Wherein he points out another thing likewise, that the labor of teachers both is and ought to be great.
And again another thing. What then is this? That whatever is said by the Old Testament respecting care for brutes, in its principal meaning bears on the instruction of human beings: as in fact do all the rest: the precepts, for example, concerning various garments; and those concerning vineyards and seeds and not making the ground bear various crops, and those concerning leprosy; and, in a word, all the rest: for they being of a duller sort He was discoursing with them from these topics, advancing them little by little.
And see how in what follows he does not even confirm it, as being clear and self-evident. For having said, Is it for the oxen that God cares? he added, or says he it altogether for our sake? Not adding even the altogether at random, but that he might not leave the hearer any thing whatever to reply.

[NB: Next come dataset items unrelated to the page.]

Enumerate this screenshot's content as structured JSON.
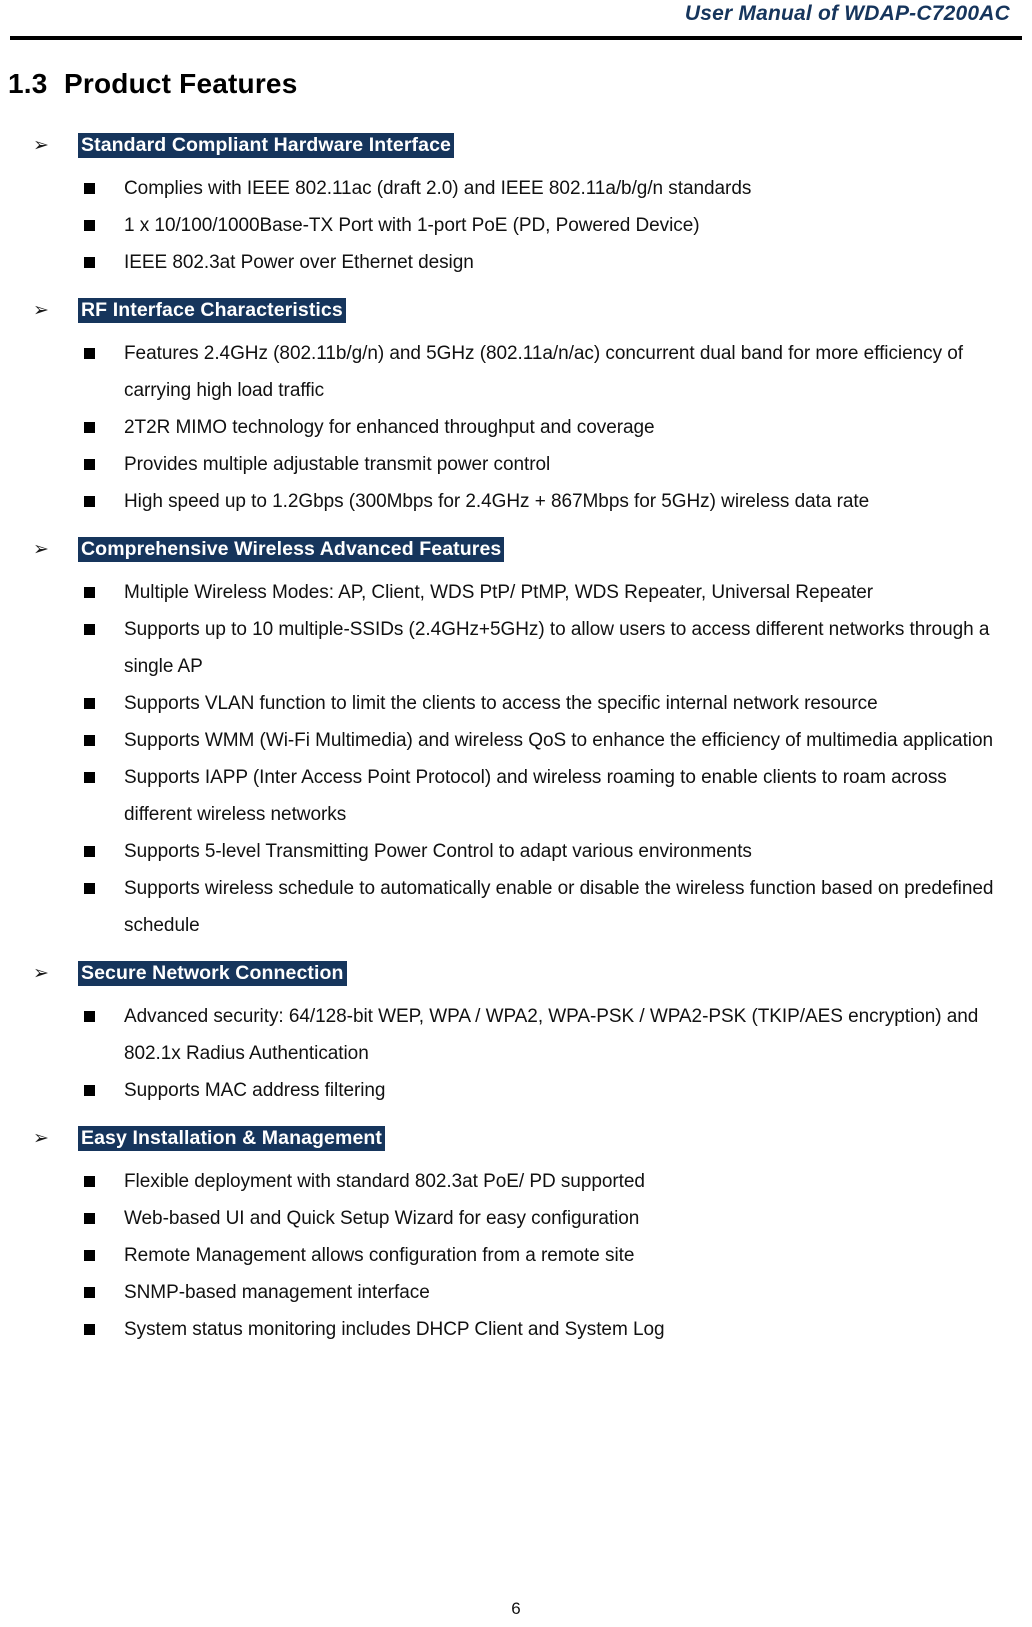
{
  "header": {
    "title": "User  Manual  of  WDAP-C7200AC"
  },
  "section": {
    "number": "1.3",
    "title": "Product Features"
  },
  "colors": {
    "heading_highlight_bg": "#16355c",
    "heading_highlight_text": "#ffffff",
    "header_title": "#16355c",
    "body_text": "#111111"
  },
  "icons": {
    "arrow_bullet": "➢",
    "square_bullet": "square-filled"
  },
  "groups": [
    {
      "title": "Standard Compliant Hardware Interface  ",
      "items": [
        "Complies with IEEE 802.11ac (draft 2.0) and IEEE 802.11a/b/g/n standards",
        "1 x 10/100/1000Base-TX Port with 1-port PoE (PD, Powered Device)",
        "IEEE 802.3at Power over Ethernet design"
      ]
    },
    {
      "title": "RF Interface Characteristics",
      "items": [
        "Features 2.4GHz (802.11b/g/n) and 5GHz (802.11a/n/ac) concurrent dual band for more efficiency of carrying high load traffic",
        "2T2R MIMO technology for enhanced throughput and coverage",
        "Provides multiple adjustable transmit power control",
        "High speed up to 1.2Gbps (300Mbps for 2.4GHz + 867Mbps for 5GHz) wireless data rate"
      ]
    },
    {
      "title": "Comprehensive Wireless Advanced Features",
      "items": [
        "Multiple Wireless Modes: AP, Client, WDS PtP/ PtMP, WDS Repeater, Universal Repeater",
        "Supports up to 10 multiple-SSIDs (2.4GHz+5GHz) to allow users to access different networks through a single AP",
        "Supports VLAN function to limit the clients to access the specific internal network resource",
        "Supports WMM (Wi-Fi Multimedia) and wireless QoS to enhance the efficiency of multimedia application",
        "Supports IAPP (Inter Access Point Protocol) and wireless roaming to enable clients to roam across different wireless networks",
        "Supports 5-level Transmitting Power Control to adapt various environments",
        "Supports wireless schedule to automatically enable or disable the wireless function based on predefined schedule"
      ]
    },
    {
      "title": "Secure Network Connection",
      "items": [
        "Advanced security: 64/128-bit WEP, WPA / WPA2, WPA-PSK / WPA2-PSK (TKIP/AES encryption) and 802.1x Radius Authentication",
        "Supports MAC address filtering"
      ]
    },
    {
      "title": "Easy Installation & Management",
      "items": [
        "Flexible deployment with standard 802.3at PoE/ PD supported",
        "Web-based UI and Quick Setup Wizard for easy configuration",
        "Remote Management allows configuration from a remote site",
        "SNMP-based management interface",
        "System status monitoring includes DHCP Client and System Log"
      ]
    }
  ],
  "footer": {
    "page_number": "6"
  }
}
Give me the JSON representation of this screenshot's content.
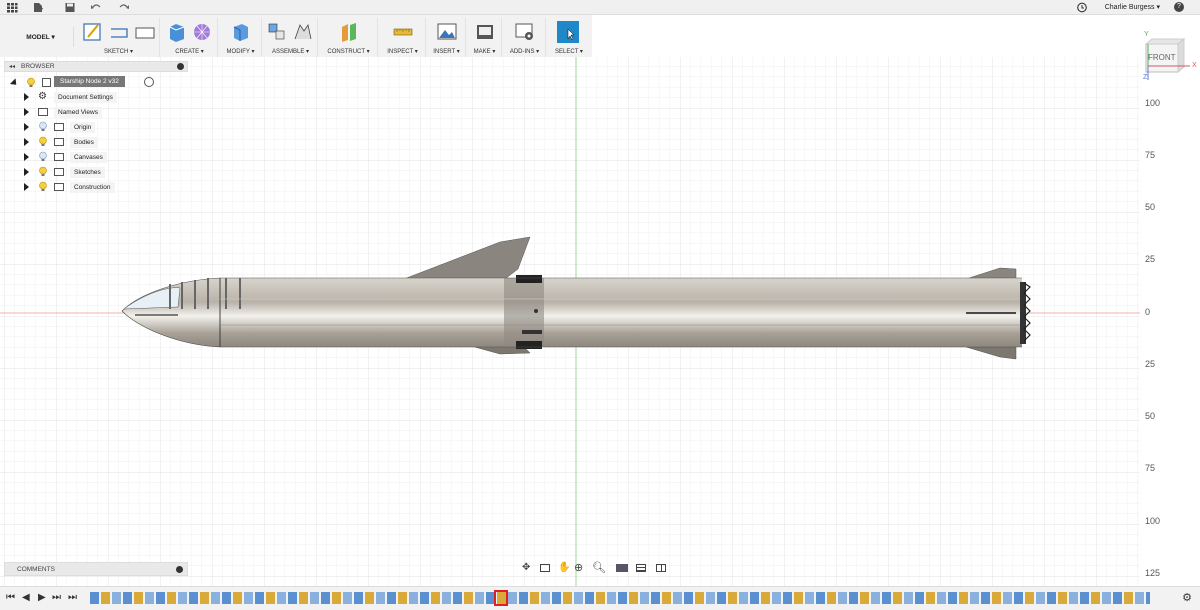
{
  "user": {
    "name": "Charlie Burgess ▾",
    "help": "?"
  },
  "toolbar": {
    "workspace": "MODEL ▾",
    "groups": [
      {
        "label": "SKETCH ▾"
      },
      {
        "label": "CREATE ▾"
      },
      {
        "label": "MODIFY ▾"
      },
      {
        "label": "ASSEMBLE ▾"
      },
      {
        "label": "CONSTRUCT ▾"
      },
      {
        "label": "INSPECT ▾"
      },
      {
        "label": "INSERT ▾"
      },
      {
        "label": "MAKE ▾"
      },
      {
        "label": "ADD-INS ▾"
      },
      {
        "label": "SELECT ▾"
      }
    ]
  },
  "browser": {
    "title": "BROWSER",
    "root": "Starship Node 2 v32",
    "items": [
      {
        "label": "Document Settings"
      },
      {
        "label": "Named Views"
      },
      {
        "label": "Origin"
      },
      {
        "label": "Bodies"
      },
      {
        "label": "Canvases"
      },
      {
        "label": "Sketches"
      },
      {
        "label": "Construction"
      }
    ]
  },
  "comments": {
    "title": "COMMENTS"
  },
  "viewcube": {
    "face": "FRONT",
    "axis_y": "Y",
    "axis_x": "X",
    "axis_z": "Z"
  },
  "ruler": {
    "labels": [
      "100",
      "75",
      "50",
      "25",
      "0",
      "25",
      "50",
      "75",
      "100",
      "125"
    ]
  },
  "colors": {
    "accent_select": "#1e88c9",
    "grid": "#e6e6e6",
    "axis_green": "#9fd49a",
    "axis_red": "#f0b0b0"
  }
}
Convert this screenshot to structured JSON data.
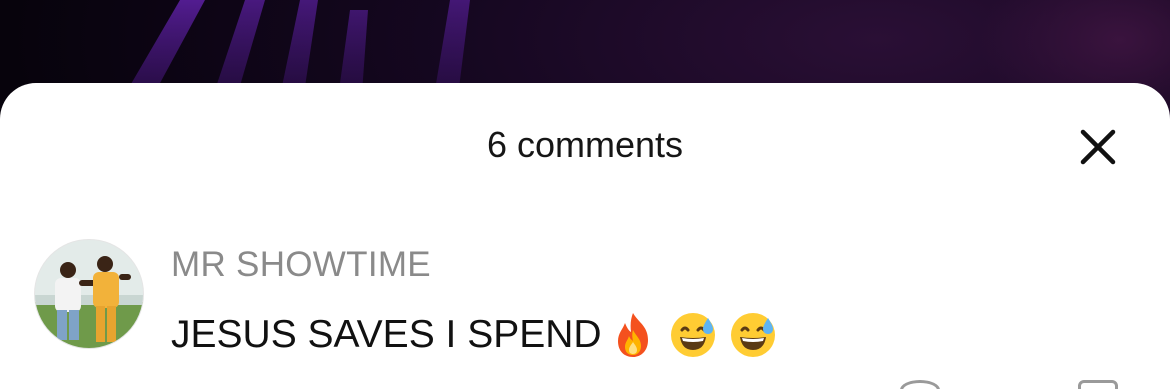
{
  "sheet": {
    "title": "6 comments",
    "close_icon": "close-icon"
  },
  "comments": [
    {
      "username": "MR SHOWTIME",
      "text": "JESUS SAVES I SPEND",
      "emojis": [
        "fire-emoji",
        "grinning-sweat-emoji",
        "grinning-sweat-emoji"
      ],
      "avatar": "user-avatar-photo"
    }
  ],
  "colors": {
    "sheet_background": "#ffffff",
    "title_text": "#161616",
    "username_text": "#8a8a8a",
    "comment_text": "#111111",
    "video_background": "#0b0410",
    "video_accent": "#5a1f9e"
  }
}
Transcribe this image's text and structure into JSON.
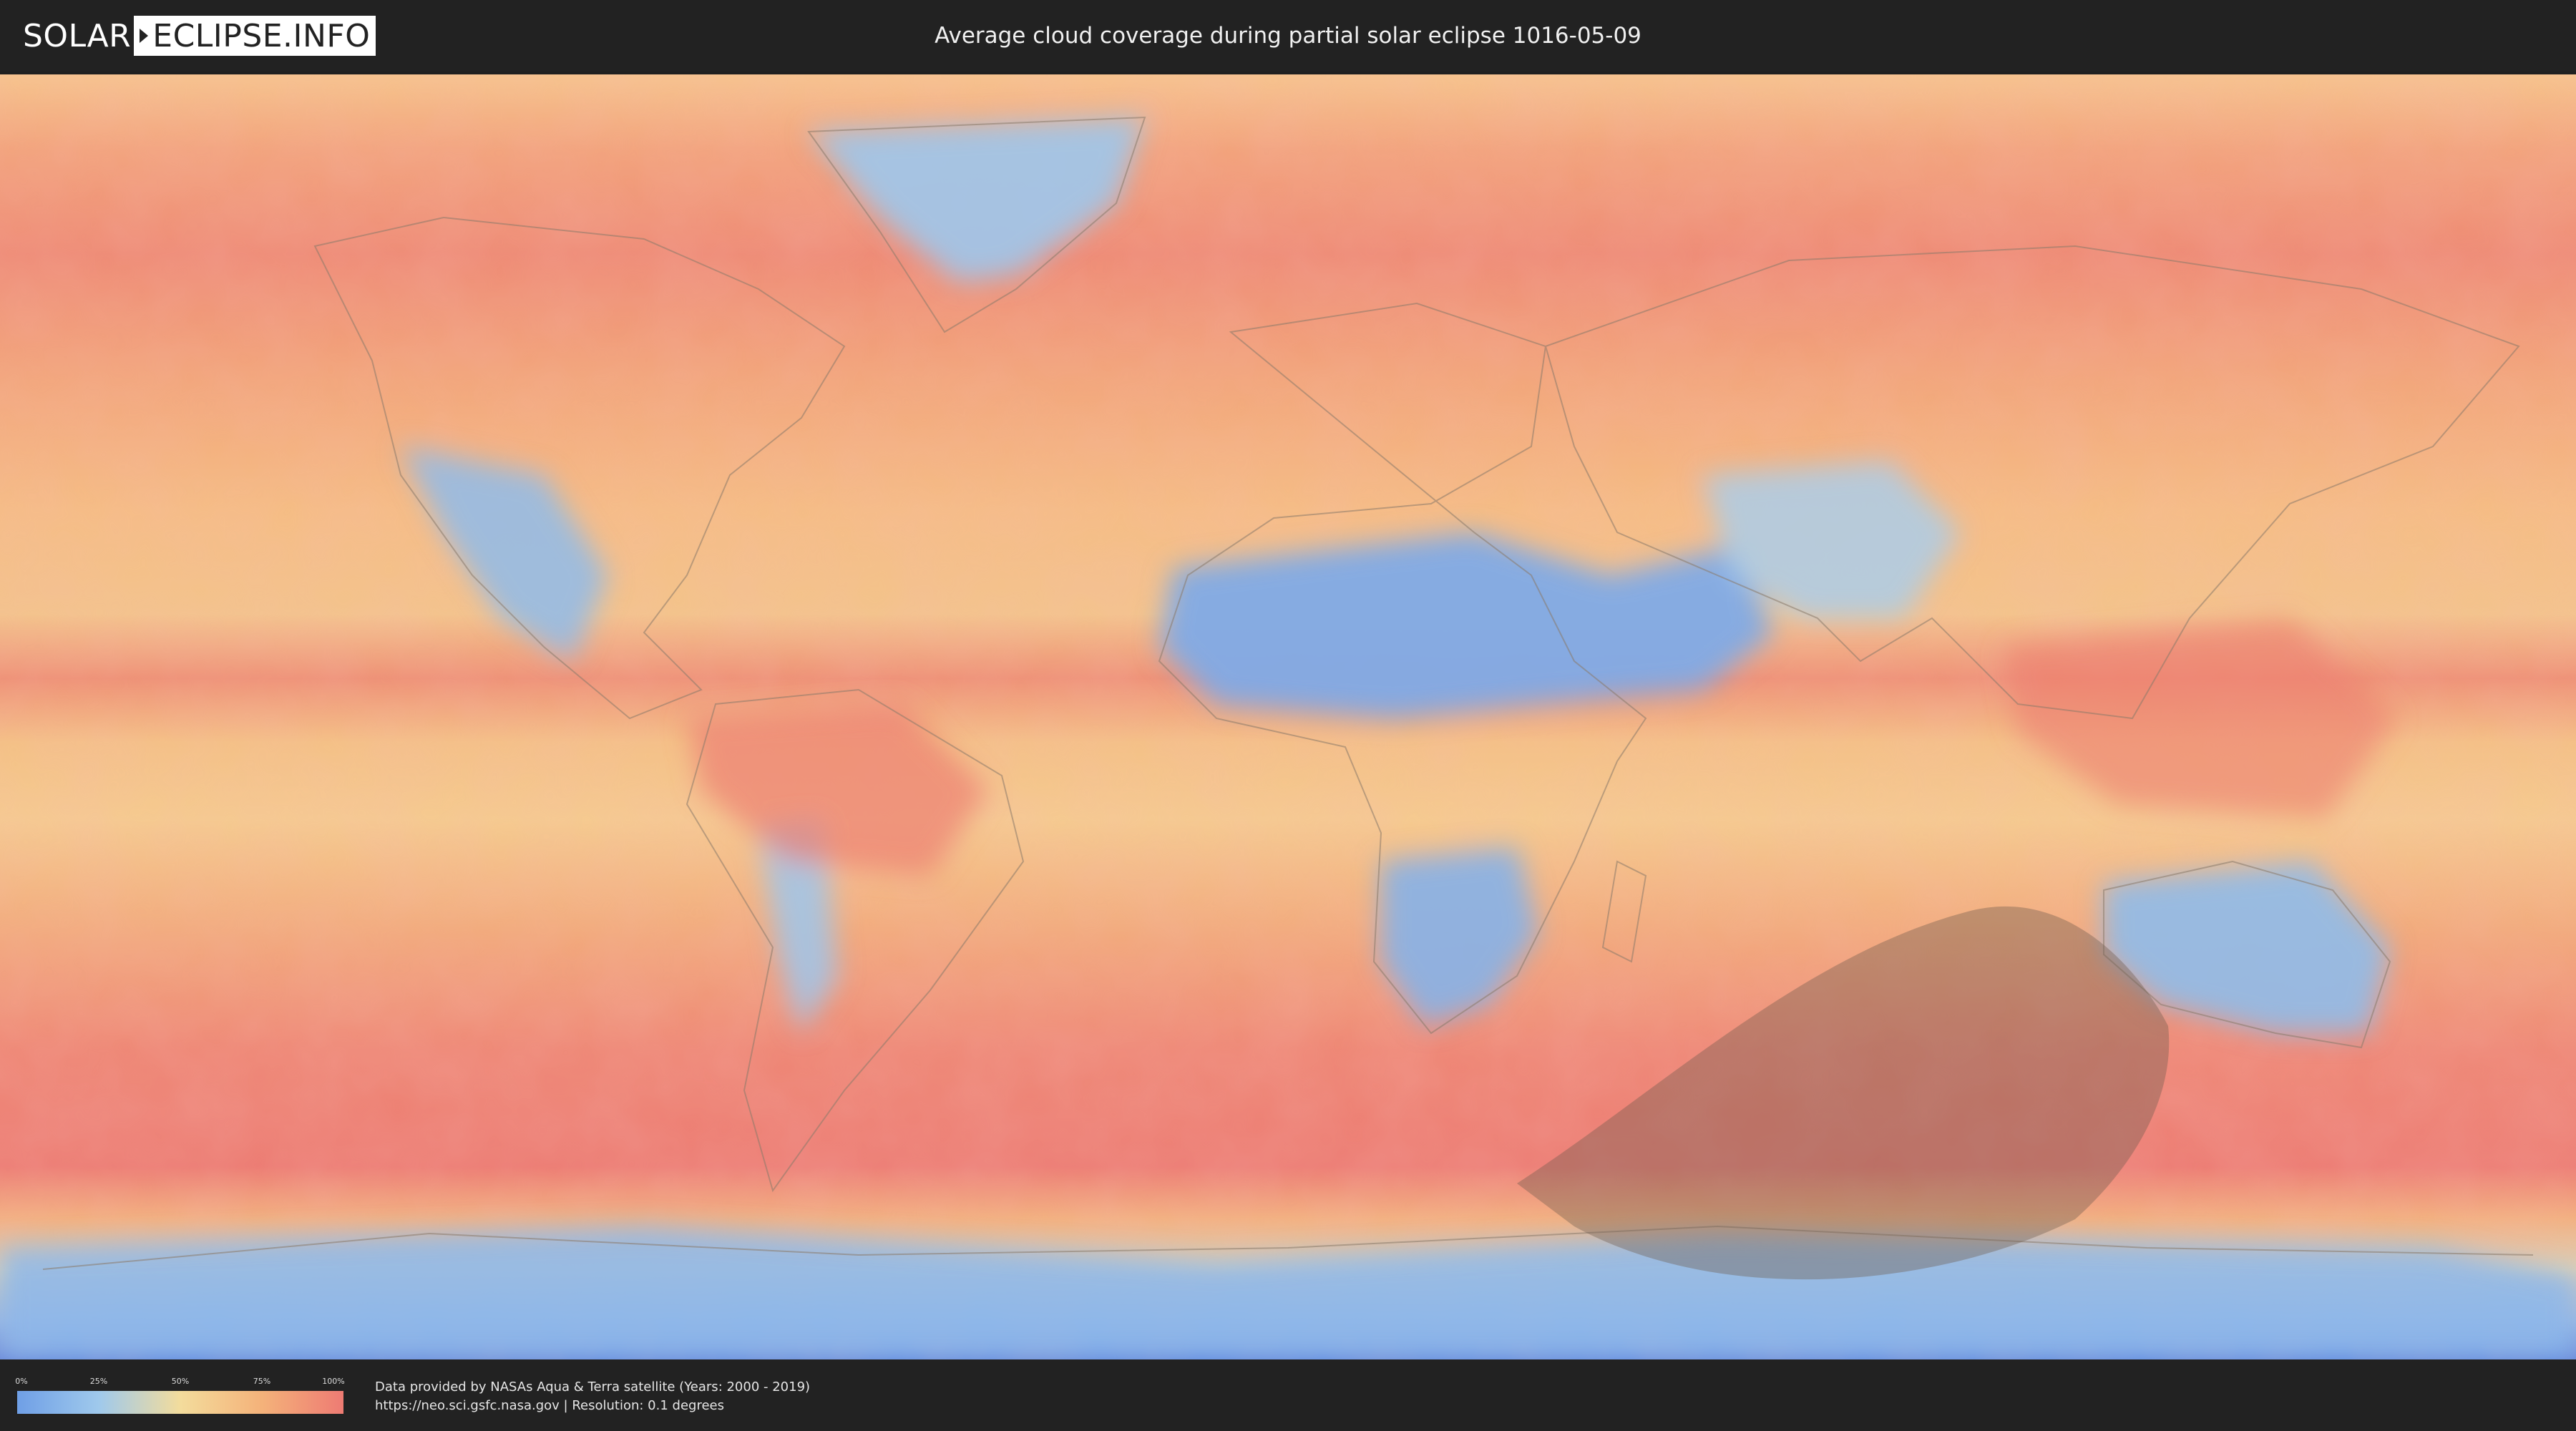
{
  "logo": {
    "left_text": "SOLAR",
    "right_text": "ECLIPSE.INFO",
    "mark_icon": "eclipse-arrow-icon"
  },
  "header": {
    "title": "Average cloud coverage during partial solar eclipse 1016-05-09"
  },
  "map": {
    "layer": "cloud-coverage",
    "projection": "equirectangular",
    "eclipse_shadow_color": "#6b5a4c",
    "ocean_cloud_color": "#f4b27a",
    "low_cloud_color": "#8fb8ea",
    "high_cloud_color": "#ee7b73"
  },
  "legend": {
    "ticks": [
      "0%",
      "25%",
      "50%",
      "75%",
      "100%"
    ],
    "gradient_colors": [
      "#6f9fe6",
      "#9fc9ec",
      "#f3dc9c",
      "#f4b27a",
      "#ee7b73"
    ]
  },
  "footer": {
    "credit_line_1": "Data provided by NASAs Aqua & Terra satellite (Years: 2000 - 2019)",
    "credit_line_2": "https://neo.sci.gsfc.nasa.gov | Resolution: 0.1 degrees"
  }
}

And he dwells upon the metaphor, saying and declaring, Yea for our sakes it was written, because he who plowes ought to plow in hope; i.e., the teacher ought to enjoy the returns of his labors; and he that threshes ought to thresh in hope of partaking. And observe his wisdom in that from the seed he transferred the matter to the threshing floor; herein also again manifesting the many toils of the teachers, that they in their own persons both plough and tread the floor. And of the ploughing, because there was nothing to reap, but labor only, he used the word, hope; but of treading the floor he presently allows the fruit, saying, He that threshes is a partaker of his hope.
Further, lest any should say, Is this then the return for so many toils, he adds, in hope, i.e., which is to come. No other thing therefore does the mouth of this animal being unmuzzled declare than this; that the teachers who labor ought also to enjoy some return.